FROM THE DIARY OF CONRAD STARGARD

Part of my deal with Count Lambert was that I would spend two days a month looking over the projects we had going at Okoitz, so I couldn't go back to Three Walls immediately. I checked the windmills and went down the coal mine. I looked over the progress made on Count Lambert's new castle, which was now more than half built, and spent more time than was necessary in the cloth factory, mostly because all the girls working there wanted to talk to me about something or another. Mostly, they were just trying to get me interested in themselves, and since I was still pretty seriously involved with Cilicia, they were out of luck. None the less, it's fun being pursued by scantily clad young ladies, even when you don't intend being caught, so I ended up spending half of both days there. Cilicia spent her time teaching dancing to the ladies of the town, charging all the traffic could bear.

Then it was back to Three Walls, where I got a half dozen research teams going on the new projects. My usual approach to research was to set up a team of two young men, apprentices, generally, along with one older craftsman. The rule was that they had to try out everybody's ideas, and the older man was not allowed to squelch the dumb ideas that the kids came up with. I reviewed the progress with each team every week or two and threw in my own thoughts, and usually something workable resulted. On really important things, I'd set up two competing teams and let them work independently. The reward for all this, besides their pay, was in the form of cash bonuses if they were successful and the fact that if the new product went into production, the men on the research team were the obvious people to manage the new factory, so promotions were in order.

The railroads and the steamboats were just a matter of design and build, with little real research required at first. Sir Piotr's first survey job was for the railroad track.
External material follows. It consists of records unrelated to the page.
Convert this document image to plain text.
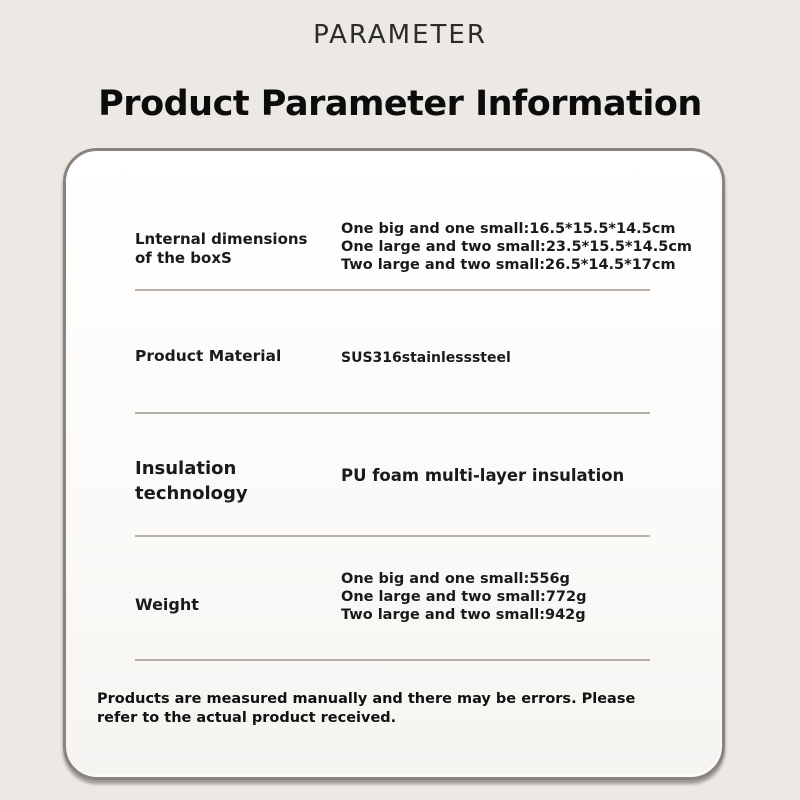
PARAMETER
Product Parameter Information
Lnternal dimensions of the boxS
One big and one small:16.5*15.5*14.5cm
One large and two small:23.5*15.5*14.5cm
Two large and two small:26.5*14.5*17cm
Product Material	SUS316stainlesssteel
Insulation technology
PU foam multi-layer insulation
Weight
One big and one small:556g
One large and two small:772g
Two large and two small:942g
Products are measured manually and there may be errors. Please refer to the actual product received.
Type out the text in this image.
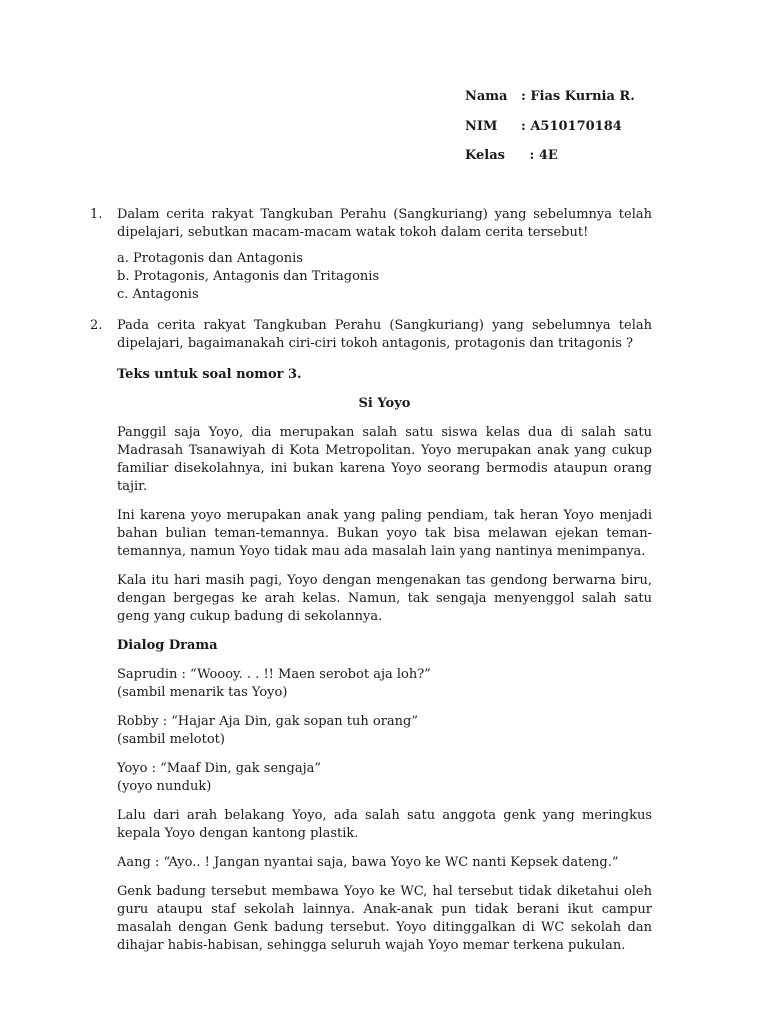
Nama : Fias Kurnia R.
NIM : A510170184
Kelas : 4E
1. Dalam cerita rakyat Tangkuban Perahu (Sangkuriang) yang sebelumnya telah dipelajari, sebutkan macam-macam watak tokoh dalam cerita tersebut!
a. Protagonis dan Antagonis
b. Protagonis, Antagonis dan Tritagonis
c. Antagonis
2. Pada cerita rakyat Tangkuban Perahu (Sangkuriang) yang sebelumnya telah dipelajari, bagaimanakah ciri-ciri tokoh antagonis, protagonis dan tritagonis ?
Teks untuk soal nomor 3.
Si Yoyo
Panggil saja Yoyo, dia merupakan salah satu siswa kelas dua di salah satu Madrasah Tsanawiyah di Kota Metropolitan. Yoyo merupakan anak yang cukup familiar disekolahnya, ini bukan karena Yoyo seorang bermodis ataupun orang tajir.
Ini karena yoyo merupakan anak yang paling pendiam, tak heran Yoyo menjadi bahan bulian teman-temannya. Bukan yoyo tak bisa melawan ejekan teman-temannya, namun Yoyo tidak mau ada masalah lain yang nantinya menimpanya.
Kala itu hari masih pagi, Yoyo dengan mengenakan tas gendong berwarna biru, dengan bergegas ke arah kelas. Namun, tak sengaja menyenggol salah satu geng yang cukup badung di sekolannya.
Dialog Drama
Saprudin : “Woooy. . . !! Maen serobot aja loh?”
(sambil menarik tas Yoyo)
Robby : “Hajar Aja Din, gak sopan tuh orang”
(sambil melotot)
Yoyo : “Maaf Din, gak sengaja”
(yoyo nunduk)
Lalu dari arah belakang Yoyo, ada salah satu anggota genk yang meringkus kepala Yoyo dengan kantong plastik.
Aang : “Ayo.. ! Jangan nyantai saja, bawa Yoyo ke WC nanti Kepsek dateng.”
Genk badung tersebut membawa Yoyo ke WC, hal tersebut tidak diketahui oleh guru ataupu staf sekolah lainnya. Anak-anak pun tidak berani ikut campur masalah dengan Genk badung tersebut. Yoyo ditinggalkan di WC sekolah dan dihajar habis-habisan, sehingga seluruh wajah Yoyo memar terkena pukulan.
Yashoo was sent with a crew to the new lands, which we called East Gate, to build a boat-assembly building and the foundry got busy making cast-iron railroad track. The construction crews were scheduled to go through the Warrior's school in the winter, when there wasn't much else for them to do anyhow.

We didn't have the machinery necessary to roll steel track, and with the comparatively light loads that our track would be handling, malleable cast iron was good enough. Cast iron also had the advantage of being not worth stealing. A blacksmith couldn't make anything out of it. If he tried heating it and beating on it with a hammer, it just crumbled. This fact, coupled with Anna's outstanding ability to sniff out thieves, reduced our theft problem to almost zero.

I was almost tempted to try to build a telegraph again, but not quite. There was no way that I could make copper not worth stealing, and the Mongols would probably be smart enough to cut our lines once the invasion started, so its military advantage would be nil.

Our roiling stock consisted of small flatcars big enough to carry a single container, with a load limit of ten tons. A tenth the size of modem cars, they were huge by the standards of the thirteenth century. They would all be horse or mule drawn, since our line would be only thirty miles long. There wasn't any need for greater speed and the mules already existed. Locomotives were for the future.